Syslog
Current version v1.3.0
Last updated
Was this helpful?
Current version v1.3.0
Last updated
Was this helpful?
See the changelog of this Sink .
Onum supports integration with Syslog. Select Syslog from the list of sink types and click Configuration to start.
Now you need to specify how and where to send the data, and how to establish a connection with Syslog.
Enter the basic information for the new Data Sink.
Name*
Enter a name for the new Data Sink.
Description
Optionally, enter a description for the Data Sink.
Tags
Add tags to easily identify your Sink. Hit the Enter key after you define each tag.
Decide whether or not to include this Data sink info in the metrics and graphs of the Home area.
Now add the configuration to establish the connection.
Protocol*
Onum supports TCP and UDP protocols.
Host*
Enter the IP address or hostname. Use 0.0.0.0 to indicate all.
Port*
Enter the destination IP port number.
Framing method
This parameter defines how events are separated within syslog. Choose between the various options.
Trailer character code
The trailer is a single character, mostly ASCII LF.
Net buffer size
Define the number of bytes allocated for buffering network data during transmission to Syslog.
Write timeout
Enter the number of milliseconds to wait before considering the request a timeout.
Idle timeout
Enter the milliseconds the connection remains open and idle before it is automatically terminated or closed.
Dial timeout
The maximum time (in ms) allowed for establishing a connection before the attempt is aborted.
Connection Time to Live
The maximum duration the connection remains active before it is forcibly closed, regardless of whether it is idle or in use.
Event field
This is the name of the input event field.
Write timeout (ms)
Enter the number of milliseconds to wait before considering the request a timeout.

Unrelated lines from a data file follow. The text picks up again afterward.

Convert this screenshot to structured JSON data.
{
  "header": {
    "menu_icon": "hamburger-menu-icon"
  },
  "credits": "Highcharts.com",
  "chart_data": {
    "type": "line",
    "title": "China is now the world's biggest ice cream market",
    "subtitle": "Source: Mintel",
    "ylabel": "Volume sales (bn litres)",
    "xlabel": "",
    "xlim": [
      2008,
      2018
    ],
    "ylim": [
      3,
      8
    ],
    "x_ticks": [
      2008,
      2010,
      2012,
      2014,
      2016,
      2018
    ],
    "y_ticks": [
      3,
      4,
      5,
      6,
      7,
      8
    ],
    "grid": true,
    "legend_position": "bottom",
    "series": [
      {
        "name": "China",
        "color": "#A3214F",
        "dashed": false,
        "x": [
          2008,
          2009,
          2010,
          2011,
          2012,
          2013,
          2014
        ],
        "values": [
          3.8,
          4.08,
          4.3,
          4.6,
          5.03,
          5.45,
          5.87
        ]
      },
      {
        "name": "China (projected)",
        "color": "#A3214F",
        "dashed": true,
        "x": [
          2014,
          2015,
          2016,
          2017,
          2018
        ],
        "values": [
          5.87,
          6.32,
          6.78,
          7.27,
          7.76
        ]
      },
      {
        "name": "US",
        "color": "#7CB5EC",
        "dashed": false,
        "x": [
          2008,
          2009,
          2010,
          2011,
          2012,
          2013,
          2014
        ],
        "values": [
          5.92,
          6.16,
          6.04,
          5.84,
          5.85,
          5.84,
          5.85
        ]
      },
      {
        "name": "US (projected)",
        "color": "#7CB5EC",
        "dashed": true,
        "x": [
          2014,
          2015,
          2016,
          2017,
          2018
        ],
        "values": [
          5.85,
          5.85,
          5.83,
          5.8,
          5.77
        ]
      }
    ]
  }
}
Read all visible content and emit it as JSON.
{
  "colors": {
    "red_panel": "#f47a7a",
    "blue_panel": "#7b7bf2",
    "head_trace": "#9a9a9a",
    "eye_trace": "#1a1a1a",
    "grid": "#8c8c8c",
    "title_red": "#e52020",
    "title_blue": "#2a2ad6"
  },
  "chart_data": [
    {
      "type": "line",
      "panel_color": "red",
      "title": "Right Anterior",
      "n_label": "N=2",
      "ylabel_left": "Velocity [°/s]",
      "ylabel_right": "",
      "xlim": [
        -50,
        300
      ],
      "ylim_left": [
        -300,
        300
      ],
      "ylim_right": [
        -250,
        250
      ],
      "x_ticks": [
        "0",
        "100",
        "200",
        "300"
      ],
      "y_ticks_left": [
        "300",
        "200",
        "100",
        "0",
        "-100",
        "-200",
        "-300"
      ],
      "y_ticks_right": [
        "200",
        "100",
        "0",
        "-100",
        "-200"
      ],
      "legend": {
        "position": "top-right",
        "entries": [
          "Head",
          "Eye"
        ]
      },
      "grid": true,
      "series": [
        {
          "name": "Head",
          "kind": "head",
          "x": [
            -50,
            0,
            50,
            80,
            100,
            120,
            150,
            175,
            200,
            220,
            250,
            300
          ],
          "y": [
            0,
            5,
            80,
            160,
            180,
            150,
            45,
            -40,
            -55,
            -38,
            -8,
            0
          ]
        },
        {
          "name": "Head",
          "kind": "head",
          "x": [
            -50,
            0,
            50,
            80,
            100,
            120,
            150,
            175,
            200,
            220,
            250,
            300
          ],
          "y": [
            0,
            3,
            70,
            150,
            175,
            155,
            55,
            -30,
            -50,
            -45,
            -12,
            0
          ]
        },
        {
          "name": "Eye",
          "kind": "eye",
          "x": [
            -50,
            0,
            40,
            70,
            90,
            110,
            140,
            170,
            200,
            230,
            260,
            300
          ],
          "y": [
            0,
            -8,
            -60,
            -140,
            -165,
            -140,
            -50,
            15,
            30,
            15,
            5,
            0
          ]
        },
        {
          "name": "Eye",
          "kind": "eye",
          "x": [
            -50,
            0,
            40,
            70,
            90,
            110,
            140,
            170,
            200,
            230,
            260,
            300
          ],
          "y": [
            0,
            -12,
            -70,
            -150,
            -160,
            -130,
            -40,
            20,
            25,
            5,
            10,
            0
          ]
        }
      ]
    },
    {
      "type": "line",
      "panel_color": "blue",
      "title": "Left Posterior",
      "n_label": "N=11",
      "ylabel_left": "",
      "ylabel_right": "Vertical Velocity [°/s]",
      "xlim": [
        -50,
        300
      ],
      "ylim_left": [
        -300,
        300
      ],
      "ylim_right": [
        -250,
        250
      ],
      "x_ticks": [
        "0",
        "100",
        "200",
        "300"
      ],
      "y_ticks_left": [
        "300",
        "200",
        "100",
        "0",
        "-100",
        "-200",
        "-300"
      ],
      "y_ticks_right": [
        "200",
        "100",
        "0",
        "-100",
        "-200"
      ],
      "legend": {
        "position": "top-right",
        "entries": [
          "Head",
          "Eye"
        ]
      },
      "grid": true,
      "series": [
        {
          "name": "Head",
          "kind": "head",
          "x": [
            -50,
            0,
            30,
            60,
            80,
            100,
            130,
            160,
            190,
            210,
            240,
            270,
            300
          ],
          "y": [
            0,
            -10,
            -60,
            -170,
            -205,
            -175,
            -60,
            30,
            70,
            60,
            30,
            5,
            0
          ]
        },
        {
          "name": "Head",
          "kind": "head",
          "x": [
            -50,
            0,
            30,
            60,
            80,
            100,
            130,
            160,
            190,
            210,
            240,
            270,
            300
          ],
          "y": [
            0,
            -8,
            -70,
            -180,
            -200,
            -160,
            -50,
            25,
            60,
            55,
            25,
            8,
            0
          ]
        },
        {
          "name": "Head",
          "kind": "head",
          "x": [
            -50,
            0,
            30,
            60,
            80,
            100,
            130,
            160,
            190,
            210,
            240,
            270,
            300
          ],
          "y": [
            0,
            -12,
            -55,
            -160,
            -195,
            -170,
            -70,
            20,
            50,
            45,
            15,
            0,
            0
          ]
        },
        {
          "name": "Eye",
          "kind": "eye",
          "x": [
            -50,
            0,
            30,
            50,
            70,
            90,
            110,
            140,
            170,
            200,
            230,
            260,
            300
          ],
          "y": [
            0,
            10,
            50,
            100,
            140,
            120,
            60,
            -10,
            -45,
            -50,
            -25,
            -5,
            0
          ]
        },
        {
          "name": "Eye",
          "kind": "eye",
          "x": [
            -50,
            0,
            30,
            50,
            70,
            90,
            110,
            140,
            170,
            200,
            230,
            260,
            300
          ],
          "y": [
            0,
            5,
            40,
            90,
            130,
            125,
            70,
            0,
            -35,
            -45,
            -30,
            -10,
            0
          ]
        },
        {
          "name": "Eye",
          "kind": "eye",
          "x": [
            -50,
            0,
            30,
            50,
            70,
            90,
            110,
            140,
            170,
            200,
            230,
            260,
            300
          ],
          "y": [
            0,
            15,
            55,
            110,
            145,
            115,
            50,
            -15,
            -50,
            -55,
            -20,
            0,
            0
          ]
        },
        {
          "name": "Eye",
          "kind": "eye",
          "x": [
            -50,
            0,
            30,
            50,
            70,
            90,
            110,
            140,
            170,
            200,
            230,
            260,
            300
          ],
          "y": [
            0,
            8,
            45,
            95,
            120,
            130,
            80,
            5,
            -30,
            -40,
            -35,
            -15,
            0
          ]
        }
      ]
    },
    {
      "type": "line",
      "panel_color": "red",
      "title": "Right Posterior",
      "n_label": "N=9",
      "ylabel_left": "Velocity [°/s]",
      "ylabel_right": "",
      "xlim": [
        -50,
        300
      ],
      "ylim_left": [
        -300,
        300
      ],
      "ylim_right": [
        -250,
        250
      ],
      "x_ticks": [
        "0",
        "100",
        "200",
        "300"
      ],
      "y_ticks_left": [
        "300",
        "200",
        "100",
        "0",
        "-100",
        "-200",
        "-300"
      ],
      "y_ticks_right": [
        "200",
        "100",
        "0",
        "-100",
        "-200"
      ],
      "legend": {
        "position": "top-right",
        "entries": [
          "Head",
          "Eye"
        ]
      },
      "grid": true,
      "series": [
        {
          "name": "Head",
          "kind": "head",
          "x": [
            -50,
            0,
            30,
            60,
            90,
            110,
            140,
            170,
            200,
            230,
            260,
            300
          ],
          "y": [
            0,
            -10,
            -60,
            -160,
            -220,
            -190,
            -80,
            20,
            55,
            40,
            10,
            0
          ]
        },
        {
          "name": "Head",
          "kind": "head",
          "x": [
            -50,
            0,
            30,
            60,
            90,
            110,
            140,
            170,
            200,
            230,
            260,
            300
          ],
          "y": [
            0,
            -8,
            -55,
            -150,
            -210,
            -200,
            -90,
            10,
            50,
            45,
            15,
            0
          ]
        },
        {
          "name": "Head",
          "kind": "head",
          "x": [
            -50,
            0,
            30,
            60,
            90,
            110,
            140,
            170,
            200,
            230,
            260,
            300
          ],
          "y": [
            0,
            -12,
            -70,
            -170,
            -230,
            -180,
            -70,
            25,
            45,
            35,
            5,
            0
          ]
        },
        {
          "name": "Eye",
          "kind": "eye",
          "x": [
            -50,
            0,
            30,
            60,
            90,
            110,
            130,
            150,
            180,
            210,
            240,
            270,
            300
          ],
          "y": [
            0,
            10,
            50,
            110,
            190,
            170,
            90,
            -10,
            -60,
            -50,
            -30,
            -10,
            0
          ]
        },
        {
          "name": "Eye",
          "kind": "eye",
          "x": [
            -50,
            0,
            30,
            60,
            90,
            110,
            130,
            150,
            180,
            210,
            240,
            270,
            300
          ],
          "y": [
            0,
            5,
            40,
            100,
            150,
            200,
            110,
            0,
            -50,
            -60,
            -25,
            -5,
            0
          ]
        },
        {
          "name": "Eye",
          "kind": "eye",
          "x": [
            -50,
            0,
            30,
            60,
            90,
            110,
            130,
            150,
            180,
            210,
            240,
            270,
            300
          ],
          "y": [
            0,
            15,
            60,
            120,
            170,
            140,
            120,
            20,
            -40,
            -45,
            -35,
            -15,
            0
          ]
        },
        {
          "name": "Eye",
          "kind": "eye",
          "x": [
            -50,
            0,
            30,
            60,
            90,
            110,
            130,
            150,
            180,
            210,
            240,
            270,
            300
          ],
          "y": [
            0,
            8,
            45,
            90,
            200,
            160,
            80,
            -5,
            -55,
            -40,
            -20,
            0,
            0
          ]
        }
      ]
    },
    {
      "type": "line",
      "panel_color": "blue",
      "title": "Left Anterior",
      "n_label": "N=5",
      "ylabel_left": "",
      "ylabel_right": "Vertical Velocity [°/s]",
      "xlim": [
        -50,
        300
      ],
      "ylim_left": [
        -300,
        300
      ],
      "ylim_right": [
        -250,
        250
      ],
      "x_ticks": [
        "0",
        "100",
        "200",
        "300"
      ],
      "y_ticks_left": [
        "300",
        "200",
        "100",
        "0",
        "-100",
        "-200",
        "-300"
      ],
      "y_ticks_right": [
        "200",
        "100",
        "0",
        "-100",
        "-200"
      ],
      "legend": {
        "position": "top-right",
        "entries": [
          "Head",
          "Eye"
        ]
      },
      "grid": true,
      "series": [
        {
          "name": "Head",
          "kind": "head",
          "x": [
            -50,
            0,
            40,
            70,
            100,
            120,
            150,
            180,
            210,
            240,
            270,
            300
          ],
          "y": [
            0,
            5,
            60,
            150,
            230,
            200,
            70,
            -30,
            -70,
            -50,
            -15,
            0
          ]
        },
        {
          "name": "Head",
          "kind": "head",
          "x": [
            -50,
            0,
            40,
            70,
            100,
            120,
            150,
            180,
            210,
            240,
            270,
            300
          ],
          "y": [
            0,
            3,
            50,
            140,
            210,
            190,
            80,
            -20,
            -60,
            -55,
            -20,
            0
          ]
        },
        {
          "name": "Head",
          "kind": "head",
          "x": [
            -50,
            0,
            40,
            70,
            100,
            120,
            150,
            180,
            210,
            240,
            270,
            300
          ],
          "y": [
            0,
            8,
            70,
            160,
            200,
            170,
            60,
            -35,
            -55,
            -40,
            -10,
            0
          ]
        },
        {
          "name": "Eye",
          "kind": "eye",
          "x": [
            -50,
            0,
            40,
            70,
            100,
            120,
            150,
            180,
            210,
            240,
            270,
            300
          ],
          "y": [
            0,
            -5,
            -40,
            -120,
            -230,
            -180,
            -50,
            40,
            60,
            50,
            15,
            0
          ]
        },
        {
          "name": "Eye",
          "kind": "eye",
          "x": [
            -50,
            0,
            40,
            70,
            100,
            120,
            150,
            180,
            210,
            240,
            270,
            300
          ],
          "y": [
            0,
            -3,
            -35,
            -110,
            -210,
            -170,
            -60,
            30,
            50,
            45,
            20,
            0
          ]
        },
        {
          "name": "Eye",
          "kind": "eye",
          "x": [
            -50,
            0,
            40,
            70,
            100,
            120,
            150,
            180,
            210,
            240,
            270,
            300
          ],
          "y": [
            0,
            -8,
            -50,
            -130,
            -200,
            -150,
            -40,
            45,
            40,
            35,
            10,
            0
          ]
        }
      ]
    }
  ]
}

Here you must select or create the secrets containing these values.
Certificate
This is the predefined TLS certificate.
Private Key
The private key of the corresponding certificate.
CA Chain
The path containing the CA certificates.
Skip TLS validations
Select true or false to validate or not.
Minimum TLS version*
Choose the TLS version to use.
Subject Alternate Name to verify
If you have assigned your TLS configuration another name, enter it here.
Click Finish when complete.
When you use this sink in a Pipeline, you can configure the output parameters. This is where you give the message the required format to be processed in Syslog.
If your message already has the required format, toggle Passthrough to send on the message exactly as it is received by the sink.
Uncheck Passthrough to manually format the message:
Type
Output type
The Syslog format to send in: - the original BSD format (RFC3164) - the “new” format (RFC5424)
You must select the incoming fields that correspond to each individual value in order to build the end message. The fields to configure will differ depending on the Syslog type selected.
Header
Enter the header parameters
Priority* /Severity* & Facility* - the field corresponding to the Priority OR the fields corresponding to the Severity and Facility that will be used to make the Priority field.
Timestamp - the field containing the Timestamp value.
Hostname - the field containing the hostname.
Message
Enter the fields used to build the body of the message
Tag - the field contaning the tag.
ProcId - the incoming field with the process ID.
Content - the field used as the content field.
If you are unsure about the veracity of the fields you have chosen, you can click Validate to check if they are valid. For the Syslog RCF 3164 type, you have the option to auto-fix the values to correctly populate them.
The following fields appear for both types.
Test mode - Toggle YES to disable the delivery of the event whilst still being able to process it. This means you do not require a valid destination to use the sink, as it will not send the data on.
Compression - Toggle YES to compress the message or NO to send on as is.